„Talente wie euch, die brauchen wir im Handwerk“
Gewinner der „Guten Form 2017“ im KSK-Beratungscenter „Kirchplatz“ prämiert – Natalie Wiskows Notenschrank aus europäischem Nussbaum hatte es der Jury besonders angetan – Tischlermeister Arno Müller mahnte mehr Ausbildungsbereitschaft in den Betrieben an
Euskirchen – Ein Bett mitten im Euskirchener Beratungscenter „Kirchplatz“ der Kreissparkasse Euskirchen (KSK) sorgt zurzeit bei den Kunden für etwas Verwirrung. Normalerweise dauert es ja nicht allzu lange, bis man seinen Kundenberater sprechen kann. Wozu also die vermeintliche Aufforderung zum Nickerchen? Der Grund für dieses und einige andere ungewöhnliche Möbelstücke, die noch ein paar Tage lang in der Sparkassenfiliale zu sehen sind, ist der alljährliche Wettbewerb „Die gute Form“ der Tischlerinnung Euskirchen. KSK-Vorstandsmitglied Hartmut Cremer freute sich am Dienstagabend, die Preisträger dieses ungewöhnlichen Wettbewerbs im Beratungscenter begrüßen zu dürfen.

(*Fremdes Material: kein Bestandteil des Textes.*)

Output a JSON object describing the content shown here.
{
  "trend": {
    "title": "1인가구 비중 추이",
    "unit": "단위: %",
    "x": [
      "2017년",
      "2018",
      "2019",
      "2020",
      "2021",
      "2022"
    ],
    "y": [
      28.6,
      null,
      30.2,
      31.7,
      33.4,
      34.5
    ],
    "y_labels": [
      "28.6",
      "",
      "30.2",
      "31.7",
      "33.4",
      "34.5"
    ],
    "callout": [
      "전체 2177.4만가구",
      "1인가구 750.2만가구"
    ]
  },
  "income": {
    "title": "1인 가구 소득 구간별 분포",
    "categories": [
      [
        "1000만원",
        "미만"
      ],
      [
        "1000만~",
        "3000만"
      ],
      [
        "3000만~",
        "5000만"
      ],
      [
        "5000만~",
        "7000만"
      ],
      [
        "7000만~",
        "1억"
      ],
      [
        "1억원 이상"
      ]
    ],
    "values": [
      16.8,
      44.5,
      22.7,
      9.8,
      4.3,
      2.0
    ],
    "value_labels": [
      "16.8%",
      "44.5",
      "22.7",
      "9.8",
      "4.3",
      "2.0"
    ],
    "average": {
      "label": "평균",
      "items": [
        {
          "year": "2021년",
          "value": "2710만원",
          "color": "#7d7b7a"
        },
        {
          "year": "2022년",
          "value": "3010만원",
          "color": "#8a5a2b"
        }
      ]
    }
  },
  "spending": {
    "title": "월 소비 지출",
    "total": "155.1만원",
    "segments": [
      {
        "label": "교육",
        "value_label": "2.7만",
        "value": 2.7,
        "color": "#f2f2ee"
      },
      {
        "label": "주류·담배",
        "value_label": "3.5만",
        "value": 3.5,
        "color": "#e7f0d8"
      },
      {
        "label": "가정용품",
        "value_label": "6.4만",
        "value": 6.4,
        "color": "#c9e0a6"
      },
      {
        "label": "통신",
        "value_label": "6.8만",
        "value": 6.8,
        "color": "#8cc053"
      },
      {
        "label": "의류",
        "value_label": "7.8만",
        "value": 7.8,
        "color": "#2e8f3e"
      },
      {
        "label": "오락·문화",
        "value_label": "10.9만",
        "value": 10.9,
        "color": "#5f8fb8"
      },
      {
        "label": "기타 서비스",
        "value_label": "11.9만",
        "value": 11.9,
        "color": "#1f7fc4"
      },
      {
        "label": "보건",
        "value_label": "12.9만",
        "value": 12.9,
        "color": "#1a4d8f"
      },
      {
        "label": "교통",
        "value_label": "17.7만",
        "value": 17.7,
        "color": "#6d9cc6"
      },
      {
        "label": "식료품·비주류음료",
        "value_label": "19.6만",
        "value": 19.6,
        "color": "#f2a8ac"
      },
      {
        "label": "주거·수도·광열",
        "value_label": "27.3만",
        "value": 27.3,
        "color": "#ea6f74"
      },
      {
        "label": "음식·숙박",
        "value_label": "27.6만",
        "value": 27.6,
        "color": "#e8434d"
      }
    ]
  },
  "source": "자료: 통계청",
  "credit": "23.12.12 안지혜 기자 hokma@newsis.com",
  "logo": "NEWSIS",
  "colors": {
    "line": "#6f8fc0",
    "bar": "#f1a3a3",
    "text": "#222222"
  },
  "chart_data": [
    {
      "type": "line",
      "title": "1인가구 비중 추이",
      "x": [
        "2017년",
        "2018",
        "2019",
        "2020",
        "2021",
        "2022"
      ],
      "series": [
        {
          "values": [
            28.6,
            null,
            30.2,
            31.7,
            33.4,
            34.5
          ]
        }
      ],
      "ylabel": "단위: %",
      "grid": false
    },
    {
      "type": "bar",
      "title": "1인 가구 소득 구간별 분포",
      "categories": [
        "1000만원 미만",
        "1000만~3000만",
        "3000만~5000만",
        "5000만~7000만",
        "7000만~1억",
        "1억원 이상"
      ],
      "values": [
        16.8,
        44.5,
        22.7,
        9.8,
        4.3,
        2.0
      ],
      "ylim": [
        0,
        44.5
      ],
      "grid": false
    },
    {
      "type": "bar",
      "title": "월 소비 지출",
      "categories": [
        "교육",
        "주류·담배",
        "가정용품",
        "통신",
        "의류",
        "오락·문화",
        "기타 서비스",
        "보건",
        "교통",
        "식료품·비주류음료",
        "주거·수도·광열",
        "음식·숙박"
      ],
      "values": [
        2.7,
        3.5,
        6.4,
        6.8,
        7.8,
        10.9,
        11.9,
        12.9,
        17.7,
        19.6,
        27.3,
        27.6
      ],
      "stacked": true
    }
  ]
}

Gemeinsam mit dem KSK-Vorstandsbeauftragten Helmut Habscheid und KSK-Vertriebsleiterin Melanie Büser begrüßte Cremer die zahlreichen Gäste. Obermeister Martin Vogelsberg sagte zu den jungen Leuten: „Talente wie euch, die brauchen wir im Handwerk“ und erinnerte daran, dass Handwerker deutlich seltener arbeitslos würden als Akademiker und darüber hinaus sehr oft in Führungspositionen zu finden seien.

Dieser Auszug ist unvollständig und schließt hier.